For years, governments and institutions across the Western world have approached antisemitism with caution, good intentions, and a deep belief in the power of carefully chosen language. The assumption was that by avoiding offense, emphasizing inclusivity, and relying on political correctness, ancient hatreds would slowly recede.
The opposite has happened.
Antisemitism has not softened or disappeared. It has intensified - becoming more visible, more accepted in public discourse, and far more violent. The gap between rhetoric and reality has never been wider, and the consequences are increasingly lethal.
One need only examine recent policy frameworks to understand how deeply this approach has failed. For example, the Biden administration’s national strategy to combat antisemitism reflects a profound misunderstanding of the threat. By including organizations such as CAIR - the American branch of the Muslim Brotherhood and a prominent source of antisemitism- as partners in this effort, the strategy blurred the line between confronting hatred and legitimizing those who fuel it. When CAIR’s executive director publicly praised the October 7 massacre and expressed satisfaction at seeing Gaza “break the siege,” the contradiction became impossible to ignore.
Efforts that confuse appeasement with progress do not weaken antisemitism; they embolden it.
The past two years have made one reality painfully clear: political correctness is not a tool for combating antisemitism. It is an obstacle. Hatred rooted in ideology is not neutralized by careful phrasing. Like any serious threat, it must be confronted directly.
Antisemitism today is no longer limited to marginal expressions - graffiti on walls, isolated incidents or offensive slogans at demonstrations. It has crossed into the realm of mass violence. In the span of a single year, Jews were murdered in cities including Sydney, Manchester, Washington, D.C., and Colorado - on Yom Kippur, at a rally demanding the release of Israeli hostages, and during a Hanukkah candle lighting. These were not random acts. The victims were targeted because they were Jews.

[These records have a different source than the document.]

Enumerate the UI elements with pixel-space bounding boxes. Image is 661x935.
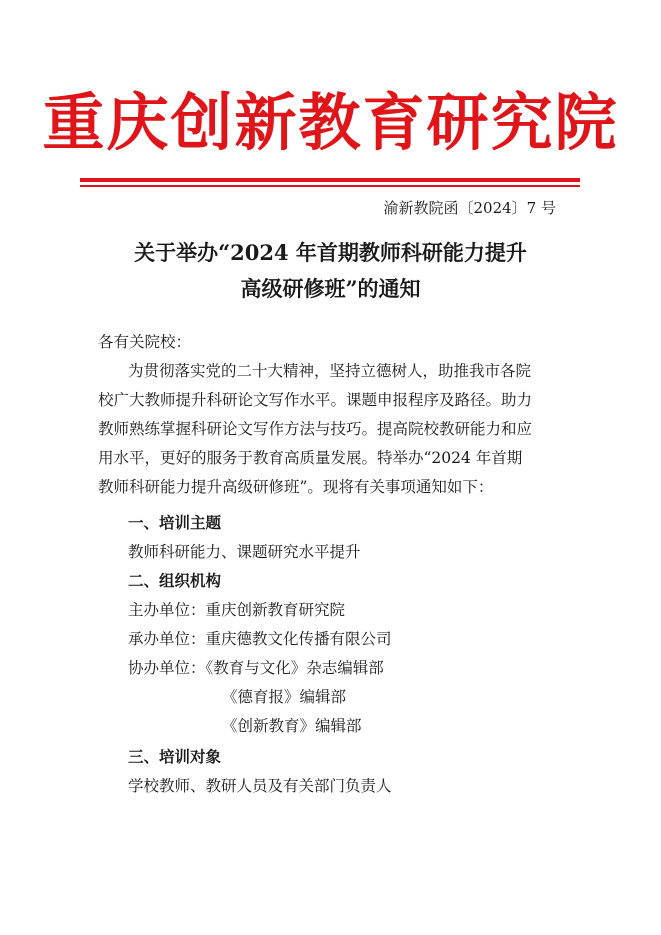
salutation: 各有关院校： — [98, 333, 192, 351]
notice-title-line-2: 高级研修班”的通知 — [240, 276, 421, 301]
section-heading-organization: 二、组织机构 — [128, 571, 222, 590]
intro-line-5: 教师科研能力提升高级研修班”。现将有关事项通知如下： — [98, 478, 494, 496]
document-number: 渝新教院函〔2024〕7 号 — [383, 199, 556, 217]
intro-line-3: 教师熟练掌握科研论文写作方法与技巧。提高院校教研能力和应 — [98, 420, 533, 438]
section-line: 《德育报》编辑部 — [222, 688, 347, 706]
masthead-title: 重庆创新教育研究院 — [42, 86, 619, 159]
section-line: 《创新教育》编辑部 — [222, 717, 362, 735]
section-line: 学校教师、教研人员及有关部门负责人 — [128, 777, 392, 795]
section-line: 承办单位：重庆德教文化传播有限公司 — [128, 630, 392, 648]
section-line: 协办单位：《教育与文化》杂志编辑部 — [128, 659, 384, 677]
masthead-rule-thin — [80, 185, 580, 187]
intro-line-4: 用水平，更好的服务于教育高质量发展。特举办“2024 年首期 — [98, 449, 523, 467]
intro-line-2: 校广大教师提升科研论文写作水平。课题申报程序及路径。助力 — [98, 391, 533, 409]
section-heading-training-target: 三、培训对象 — [128, 747, 222, 766]
notice-title-line-1: 关于举办“2024 年首期教师科研能力提升 — [134, 240, 527, 265]
intro-line-1: 为贯彻落实党的二十大精神，坚持立德树人，助推我市各院 — [128, 362, 532, 380]
section-heading-training-theme: 一、培训主题 — [128, 513, 222, 532]
masthead-rule-thick — [80, 178, 580, 182]
section-line: 教师科研能力、课题研究水平提升 — [128, 543, 361, 561]
section-line: 主办单位：重庆创新教育研究院 — [128, 601, 346, 619]
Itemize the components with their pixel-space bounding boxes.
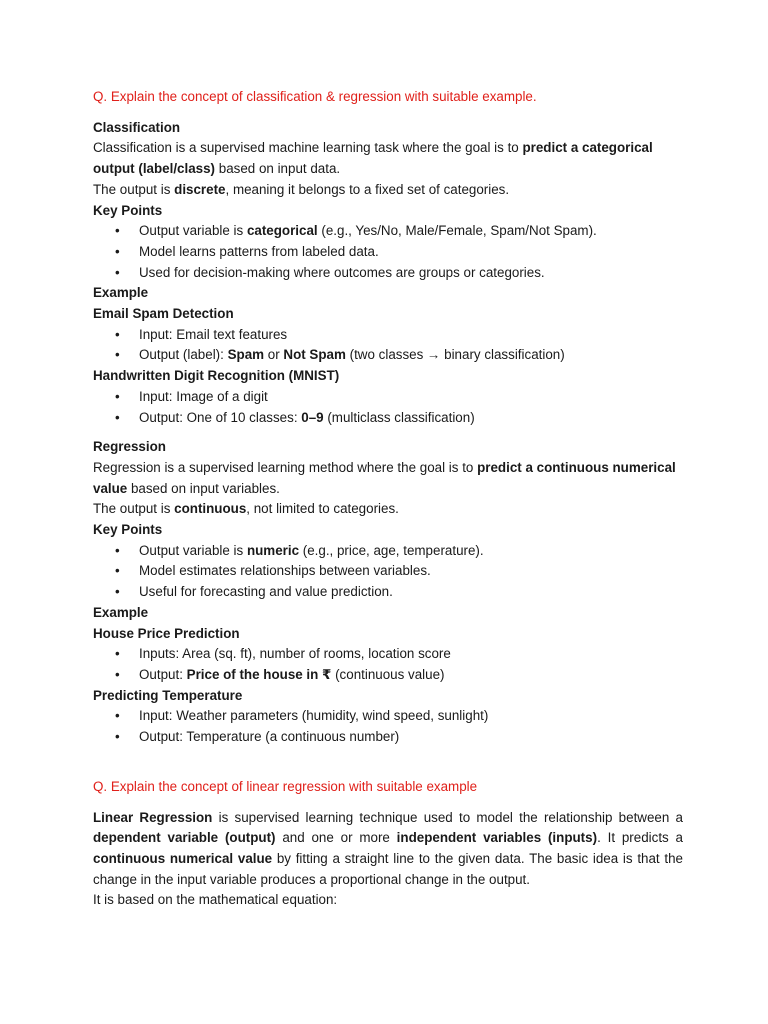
regression-heading: Regression <box>93 439 166 455</box>
linear-regression-paragraph: Linear Regression is supervised learning technique used to model the relationship between a dependent variable (output) and one or more independent variables (inputs). It predicts a continuous numerical value by fitting a straight line to the given data. The basic idea is that the change in the input variable produces a proportional change in the output. <box>93 809 683 887</box>
regression-definition: Regression is a supervised learning method where the goal is to predict a continuous numerical value based on input variables. <box>93 459 676 496</box>
list-item: • Useful for forecasting and value prediction. <box>93 582 683 603</box>
regression-example-heading: Example <box>93 604 149 620</box>
classification-output-type: The output is discrete, meaning it belongs to a fixed set of categories. <box>93 181 510 197</box>
regression-key-points-heading: Key Points <box>93 522 163 538</box>
list-item: • Used for decision-making where outcomes are groups or categories. <box>93 263 683 284</box>
list-item: • Inputs: Area (sq. ft), number of rooms, location score <box>93 644 683 665</box>
classification-definition: Classification is a supervised machine learning task where the goal is to predict a categorical output (label/class) based on input data. <box>93 140 653 177</box>
example-email-spam-list <box>93 325 683 366</box>
list-item: • Output variable is categorical (e.g., Yes/No, Male/Female, Spam/Not Spam). <box>93 221 683 242</box>
example-temperature-title: Predicting Temperature <box>93 687 243 703</box>
list-item: • Model learns patterns from labeled data. <box>93 242 683 263</box>
list-item: • Output: Temperature (a continuous number) <box>93 727 683 748</box>
example-email-spam-title: Email Spam Detection <box>93 306 234 322</box>
regression-key-points <box>93 541 683 603</box>
question-2: Q. Explain the concept of linear regression with suitable example <box>93 778 478 794</box>
question-1: Q. Explain the concept of classification & regression with suitable example. <box>93 89 537 104</box>
classification-key-points-heading: Key Points <box>93 202 163 218</box>
example-mnist-title: Handwritten Digit Recognition (MNIST) <box>93 368 340 384</box>
document-content <box>93 87 683 911</box>
example-house-price-list <box>93 644 683 685</box>
list-item: • Output variable is numeric (e.g., price, age, temperature). <box>93 541 683 562</box>
list-item: • Input: Weather parameters (humidity, wind speed, sunlight) <box>93 706 683 727</box>
example-temperature-list <box>93 706 683 747</box>
list-item: • Output (label): Spam or Not Spam (two classes → binary classification) <box>93 345 683 366</box>
classification-key-points <box>93 221 683 283</box>
classification-heading: Classification <box>93 119 181 135</box>
example-mnist-list <box>93 387 683 428</box>
classification-example-heading: Example <box>93 285 149 301</box>
example-house-price-title: House Price Prediction <box>93 625 240 641</box>
list-item: • Input: Image of a digit <box>93 387 683 408</box>
list-item: • Output: One of 10 classes: 0–9 (multiclass classification) <box>93 408 683 429</box>
equation-intro: It is based on the mathematical equation: <box>93 892 338 908</box>
list-item: • Output: Price of the house in ₹ (continuous value) <box>93 665 683 686</box>
regression-output-type: The output is continuous, not limited to categories. <box>93 501 399 517</box>
list-item: • Input: Email text features <box>93 325 683 346</box>
list-item: • Model estimates relationships between variables. <box>93 561 683 582</box>
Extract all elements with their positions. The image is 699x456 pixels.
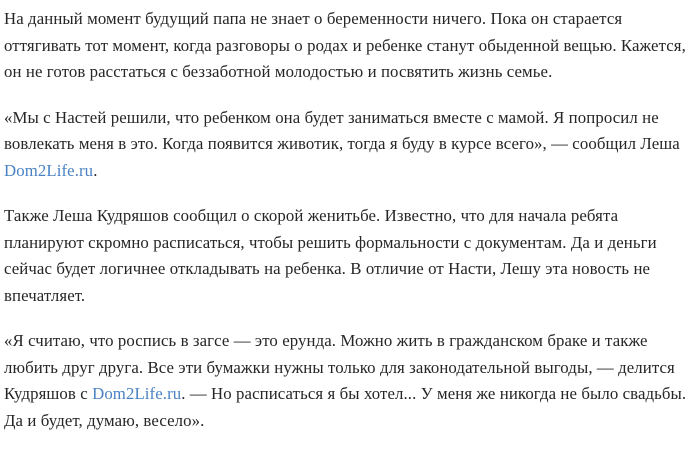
inline-link[interactable]: Dom2Life.ru [92, 384, 182, 403]
paragraph-4 [4, 328, 689, 434]
paragraph-3 [4, 203, 689, 309]
paragraph-text: . — Но расписаться я бы хотел... У меня же никогда не было свадьбы. Да и будет, думаю, весело». [4, 384, 687, 430]
paragraph-text: «Мы с Настей решили, что ребенком она будет заниматься вместе с мамой. Я попросил не вовлекать меня в это. Когда появится животик, тогда я буду в курсе всего», — сообщил Леша [4, 107, 680, 153]
paragraph-2 [4, 105, 689, 185]
inline-link[interactable]: Dom2Life.ru [4, 160, 94, 180]
paragraph-text: . [93, 160, 98, 180]
paragraph-text: «Я считаю, что роспись в загсе — это ерунда. Можно жить в гражданском браке и также любить друг друга. Все эти бумажки нужны только для законодательной выгоды, — делится Кудряшов с [4, 331, 675, 403]
paragraph-1 [4, 6, 689, 86]
paragraph-text: Также Леша Кудряшов сообщил о скорой женитьбе. Известно, что для начала ребята планируют скромно расписаться, чтобы решить формальности с документам. Да и деньги сейчас будет логичнее откладывать на ребенка. В отличие от Насти, Лешу эта новость не впечатляет. [4, 206, 657, 305]
paragraph-text: На данный момент будущий папа не знает о беременности ничего. Пока он старается оттягивать тот момент, когда разговоры о родах и ребенке станут обыденной вещью. Кажется, он не готов расстаться с беззаботной молодостью и посвятить жизнь семье. [4, 9, 686, 81]
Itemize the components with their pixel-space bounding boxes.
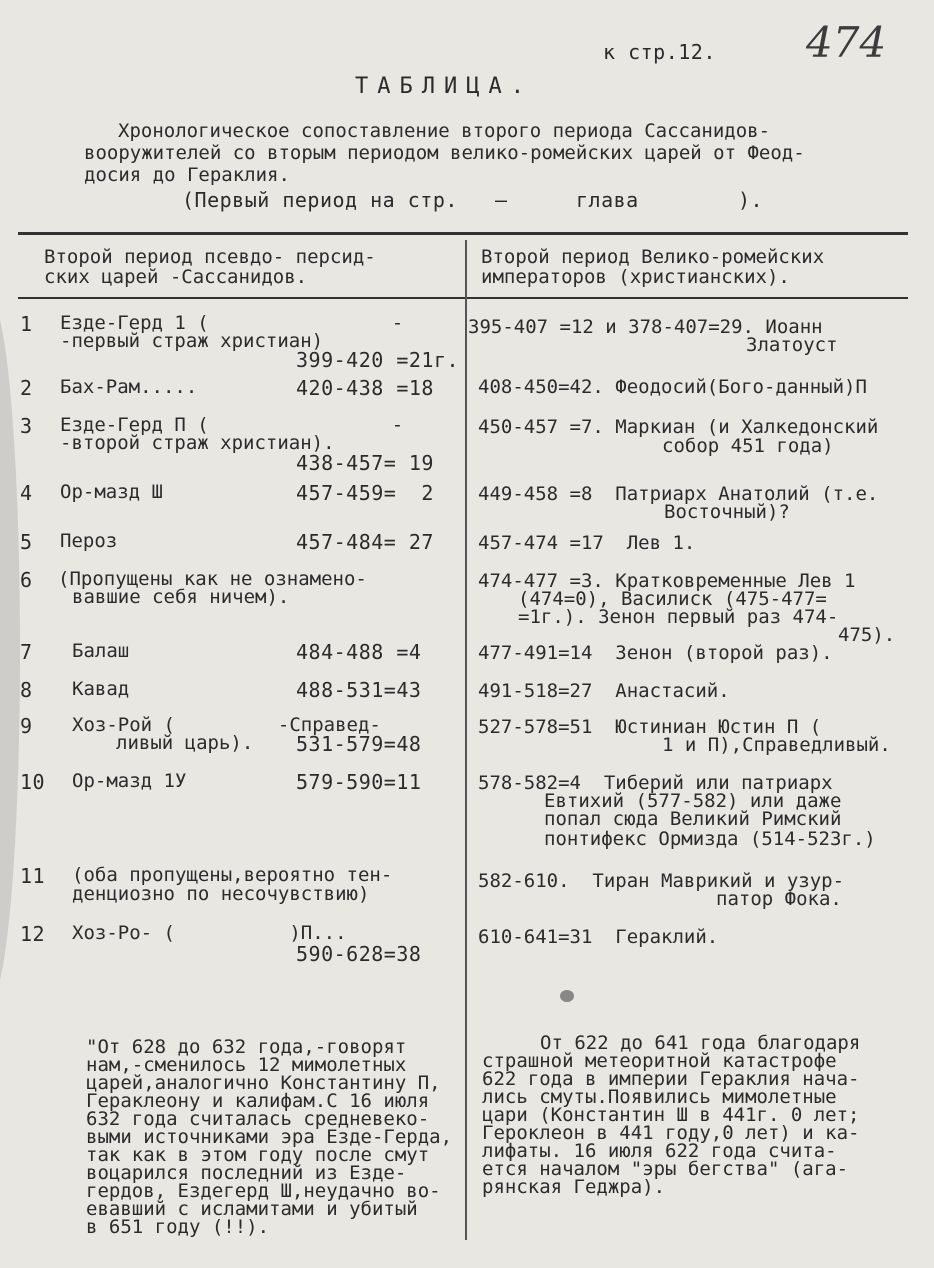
row-number: 8	[20, 678, 33, 702]
row-left-years: 579-590=11	[296, 770, 422, 794]
row-left-text: -второй страж христиан).	[60, 432, 335, 454]
footer-right-line: лись смуты.Появились мимолетные	[482, 1086, 837, 1108]
footer-right-line: 622 года в империи Гераклия нача-	[482, 1068, 860, 1090]
row-right-text: 610-641=31 Гераклий.	[478, 926, 719, 948]
row-right-text: 474-477 =3. Кратковременные Лев 1	[478, 570, 856, 592]
row-left-text: Бах-Рам.....	[60, 376, 198, 398]
row-left-text: Хоз-Рой ( -Справед-	[72, 714, 381, 736]
note-first-period: (Первый период на стр.	[182, 188, 458, 212]
footer-right-line: Героклеон в 441 году,0 лет) и ка-	[482, 1122, 860, 1144]
footer-left-line: 632 года считалась средневеко-	[86, 1108, 430, 1130]
row-right-text: 475).	[838, 624, 896, 646]
row-number: 10	[20, 770, 46, 794]
row-right-text: 477-491=14 Зенон (второй раз).	[478, 642, 833, 664]
footer-right-line: цари (Константин Ш в 441г. 0 лет;	[482, 1104, 860, 1126]
subtitle-line-2: вооружителей со вторым периодом велико-ромейских царей от Феод-	[84, 142, 805, 164]
footer-left-line: нам,-сменилось 12 мимолетных	[86, 1054, 407, 1076]
footer-left-line: евавший с исламитами и убитый	[86, 1198, 418, 1220]
footer-right-line: ется началом "эры бегства" (ага-	[482, 1158, 849, 1180]
row-right-text: 408-450=42. Феодосий(Бого-данный)П	[478, 376, 867, 398]
table-header-rule	[18, 297, 908, 299]
row-number: 3	[20, 414, 33, 438]
note-chapter: глава	[576, 188, 639, 212]
row-number: 2	[20, 376, 33, 400]
subtitle-line-1: Хронологическое сопоставление второго периода Сассанидов-	[118, 120, 771, 142]
row-number: 7	[20, 640, 33, 664]
row-right-text: Евтихий (577-582) или даже	[544, 790, 842, 812]
row-right-text: попал сюда Великий Римский	[544, 808, 842, 830]
row-right-text: Восточный)?	[664, 501, 790, 523]
footer-right-line: От 622 до 641 года благодаря	[540, 1032, 861, 1054]
column-divider	[465, 240, 467, 1240]
row-number: 4	[20, 481, 33, 505]
row-right-text: Златоуст	[746, 334, 838, 356]
row-left-years: 438-457= 19	[296, 451, 434, 475]
row-right-text: 457-474 =17 Лев 1.	[478, 532, 696, 554]
row-left-text: (оба пропущены,вероятно тен-	[72, 864, 393, 886]
row-right-text: понтифекс Ормизда (514-523г.)	[544, 828, 876, 850]
row-right-text: 578-582=4 Тиберий или патриарх	[478, 772, 833, 794]
footer-left-line: так как в этом году после смут	[86, 1144, 430, 1166]
document-title: ТАБЛИЦА.	[355, 74, 533, 99]
left-header-line-1: Второй период псевдо- персид-	[44, 246, 376, 268]
right-header-line-1: Второй период Велико-ромейских	[481, 246, 825, 268]
row-right-text: 582-610. Тиран Маврикий и узур-	[478, 870, 845, 892]
row-left-years: 590-628=38	[296, 942, 422, 966]
note-dash: –	[495, 188, 508, 212]
ink-spot	[560, 990, 574, 1002]
row-right-text: собор 451 года)	[662, 435, 834, 457]
row-left-text: Балаш	[72, 640, 130, 662]
row-right-text: патор Фока.	[716, 888, 842, 910]
row-number: 11	[20, 864, 46, 888]
row-left-text: Ор-мазд 1У	[72, 770, 187, 792]
footer-right-line: рянская Геджра).	[482, 1176, 666, 1198]
row-left-years: 457-484= 27	[296, 530, 434, 554]
left-header-line-2: ских царей -Сассанидов.	[44, 266, 308, 288]
footer-left-line: Гераклеону и калифам.С 16 июля	[86, 1090, 430, 1112]
row-left-text: вавшие себя ничем).	[72, 586, 290, 608]
row-left-text: Ор-мазд Ш	[60, 481, 163, 503]
row-number: 6	[20, 568, 33, 592]
row-left-text: Пероз	[60, 530, 118, 552]
row-right-text: 395-407 =12 и 378-407=29. Иоанн	[468, 316, 823, 338]
row-left-years: 531-579=48	[296, 732, 422, 756]
footer-left-line: "От 628 до 632 года,-говорят	[86, 1036, 407, 1058]
row-left-years: 399-420 =21г.	[296, 348, 460, 372]
row-right-text: 449-458 =8 Патриарх Анатолий (т.е.	[478, 483, 879, 505]
footer-left-line: царей,аналогично Константину П,	[86, 1072, 441, 1094]
footer-left-line: воцарился последний из Езде-	[86, 1162, 407, 1184]
footer-left-line: в 651 году (!!).	[86, 1216, 270, 1238]
row-right-text: =1г.). Зенон первый раз 474-	[518, 606, 839, 628]
row-left-text: -первый страж христиан)	[60, 330, 324, 352]
footer-right-line: страшной метеоритной катастрофе	[482, 1050, 837, 1072]
scan-shadow	[0, 300, 20, 1000]
row-left-years: 484-488 =4	[296, 640, 422, 664]
row-number: 12	[20, 922, 46, 946]
row-left-text: Хоз-Ро- ( )П...	[72, 922, 347, 944]
row-right-text: (474=0), Василиск (475-477=	[518, 588, 827, 610]
row-left-text: (Пропущены как не ознамено-	[58, 568, 367, 590]
row-left-text: Езде-Герд П ( -	[60, 414, 404, 436]
row-left-text: Езде-Герд 1 ( -	[60, 312, 404, 334]
table-top-rule	[18, 232, 908, 235]
row-right-text: 450-457 =7. Маркиан (и Халкедонский	[478, 416, 879, 438]
row-right-text: 1 и П),Справедливый.	[662, 734, 891, 756]
row-left-years: 457-459= 2	[296, 481, 434, 505]
row-left-text: Кавад	[72, 678, 130, 700]
row-left-text: денциозно по несочувствию)	[72, 883, 370, 905]
row-left-years: 420-438 =18	[296, 376, 434, 400]
footer-left-line: выми источниками эра Езде-Герда,	[86, 1126, 453, 1148]
row-number: 9	[20, 714, 33, 738]
row-left-years: 488-531=43	[296, 678, 422, 702]
note-close: ).	[738, 188, 764, 212]
page-reference: к стр.12.	[603, 40, 716, 64]
row-right-text: 491-518=27 Анастасий.	[478, 680, 730, 702]
footer-right-line: лифаты. 16 июля 622 года счита-	[482, 1140, 837, 1162]
row-number: 5	[20, 530, 33, 554]
footer-left-line: гердов, Ездегерд Ш,неудачно во-	[86, 1180, 441, 1202]
row-left-text: ливый царь).	[116, 732, 254, 754]
right-header-line-2: императоров (христианских).	[481, 266, 790, 288]
subtitle-line-3: досия до Гераклия.	[84, 164, 290, 186]
row-number: 1	[20, 312, 33, 336]
archive-number: 474	[806, 18, 887, 67]
row-right-text: 527-578=51 Юстиниан Юстин П (	[478, 716, 822, 738]
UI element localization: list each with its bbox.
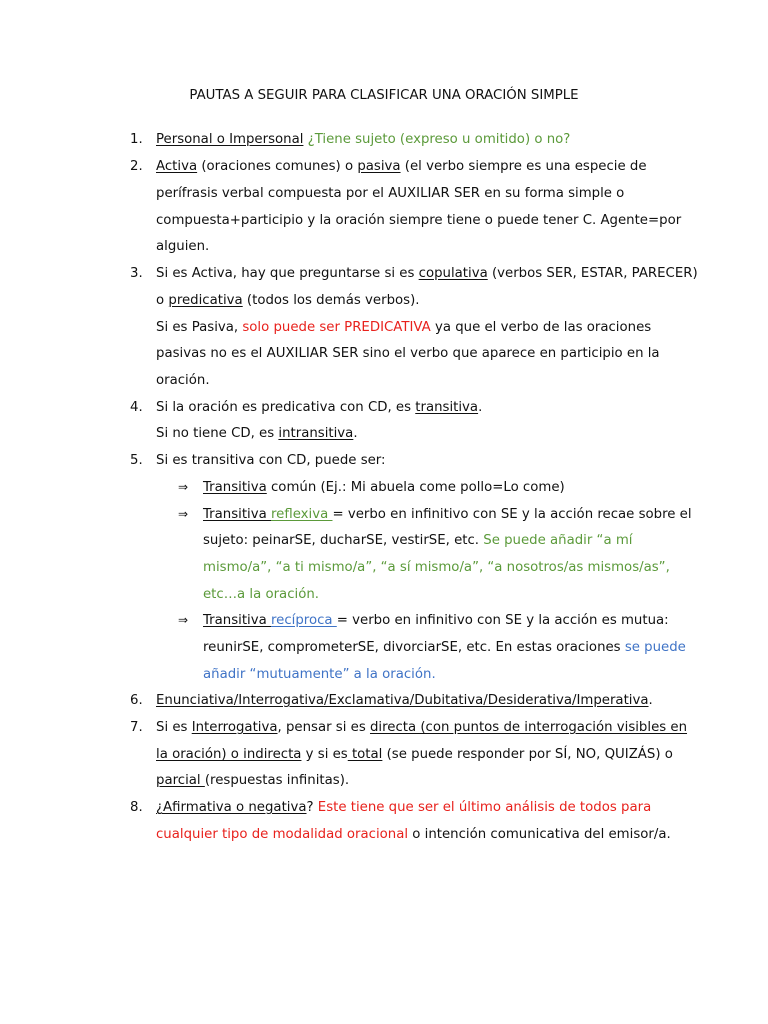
list-item-8-line: cualquier tipo de modalidad oracional o intención comunicativa del emisor/a. [156, 827, 671, 842]
list-item-2-line: compuesta+participio y la oración siempre tiene o puede tener C. Agente=por [156, 213, 682, 228]
arrow-bullet-icon: ⇒ [178, 613, 189, 627]
list-item-4-line: Si no tiene CD, es intransitiva. [156, 426, 358, 441]
item-number: 3. [130, 266, 143, 281]
list-item-3-line: oración. [156, 373, 210, 388]
sub-item-transitiva-reflexiva: Transitiva reflexiva = verbo en infinitivo con SE y la acción recae sobre el [203, 507, 692, 522]
list-item-1: Personal o Impersonal ¿Tiene sujeto (expreso u omitido) o no? [156, 132, 571, 147]
list-item-6: Enunciativa/Interrogativa/Exclamativa/Dubitativa/Desiderativa/Imperativa. [156, 693, 653, 708]
list-item-5: Si es transitiva con CD, puede ser: [156, 453, 386, 468]
item-number: 1. [130, 132, 143, 147]
item-number: 7. [130, 720, 143, 735]
sub-item-transitiva-reciproca: Transitiva recíproca = verbo en infinitivo con SE y la acción es mutua: [203, 613, 669, 628]
item-number: 2. [130, 159, 143, 174]
list-item-3: Si es Activa, hay que preguntarse si es copulativa (verbos SER, ESTAR, PARECER) [156, 266, 698, 281]
list-item-4: Si la oración es predicativa con CD, es transitiva. [156, 400, 483, 415]
sub-item-line: mismo/a”, “a ti mismo/a”, “a sí mismo/a”, “a nosotros/as mismos/as”, [203, 560, 670, 575]
list-item-2-line: alguien. [156, 239, 210, 254]
arrow-bullet-icon: ⇒ [178, 480, 189, 494]
sub-item-line: sujeto: peinarSE, ducharSE, vestirSE, etc. Se puede añadir “a mí [203, 533, 633, 548]
arrow-bullet-icon: ⇒ [178, 507, 189, 521]
list-item-3-line: Si es Pasiva, solo puede ser PREDICATIVA ya que el verbo de las oraciones [156, 320, 652, 335]
list-item-3-line: pasivas no es el AUXILIAR SER sino el verbo que aparece en participio en la [156, 346, 660, 361]
list-item-3-line: o predicativa (todos los demás verbos). [156, 293, 420, 308]
list-item-2-line: perífrasis verbal compuesta por el AUXILIAR SER en su forma simple o [156, 186, 625, 201]
item-number: 5. [130, 453, 143, 468]
list-item-7-line: parcial (respuestas infinitas). [156, 773, 350, 788]
sub-item-line: añadir “mutuamente” a la oración. [203, 667, 436, 682]
item-number: 4. [130, 400, 143, 415]
list-item-2: Activa (oraciones comunes) o pasiva (el verbo siempre es una especie de [156, 159, 647, 174]
list-item-7: Si es Interrogativa, pensar si es directa (con puntos de interrogación visibles en [156, 720, 688, 735]
document-title: PAUTAS A SEGUIR PARA CLASIFICAR UNA ORACIÓN SIMPLE [189, 88, 579, 103]
item-number: 6. [130, 693, 143, 708]
list-item-8: ¿Afirmativa o negativa? Este tiene que ser el último análisis de todos para [156, 800, 652, 815]
sub-item-line: etc…a la oración. [203, 587, 319, 602]
sub-item-line: reunirSE, comprometerSE, divorciarSE, etc. En estas oraciones se puede [203, 640, 686, 655]
item-number: 8. [130, 800, 143, 815]
list-item-7-line: la oración) o indirecta y si es total (se puede responder por SÍ, NO, QUIZÁS) o [156, 747, 673, 762]
sub-item-transitiva-comun: Transitiva común (Ej.: Mi abuela come pollo=Lo come) [203, 480, 565, 495]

This escalation forces an uncomfortable but necessary conversation. Effective responses to antisemitism require an honest assessment of its sources. Ignoring ideology does not make it disappear.
Antisemitism exists across the political spectrum. It is present on the extreme right, where it continues to gain ground. It is also increasingly visible on the progressive left, where the language of human rights has been weaponized against Jews and against Israel, turning university campuses and public squares into hostile environments for Jewish students and communities.
These realities must be confronted openly.
Yet when examining the most violent and deadly manifestations of antisemitism in recent years, one pattern consistently emerges: most attacks were carried out by radical individuals inspired by radical Islam. Acknowledging this fact is not about assigning collective blame, nor is it an attack on religious belief. It is about identifying the ideological drivers behind violence.
Too many leaders, however, remain unwilling to articulate this distinction. The refusal to name radical Islam - even in the aftermath of clearly ideologically motivated attacks, such as the terror attack last month at Bondi Beach - reflects a broader reluctance to confront uncomfortable truths. This avoidance does not promote social cohesion; it endangers Jewish communities and undermines public safety and Western societies.
Identifying a threat is the first step toward defeating it.
Antisemitism is often discussed as a uniquely Jewish problem - an issue for Jewish communities to manage, report, and endure. This framing is fundamentally flawed. Antisemitism is a warning signal, not an isolated phenomenon. It reveals the presence of ideologies that destabilize societies, threaten minorities, and corrode democratic institutions.
History is unequivocal on this point: movements that target Jews rarely stop there. From persecuted minority groups in the Middle East to democratic backsliding in Western Europe, the consequences of tolerating radical Islamic ideologies are visible far beyond the Jewish community.
Next week, leaders and scholars from around the world will convene in Jerusalem for the annual international conference on combating antisemitism. The gathering is not intended to produce slogans or symbolic declarations. Its purpose is to confront reality and to chart a practical path forward based on clarity rather than convenience.
Combating antisemitism requires moral courage, policy coherence, and international cooperation. Above all, it requires a willingness to confront ideology head-on, without excuses.
Political correctness may offer comfort. It does not offer protection. Only clear-eyed analysis and decisive action can do that.
This conference aims to build a wide global coalition in the fight against antisemitism and our common threats, uniting leaders and communities to act with clarity and resolve.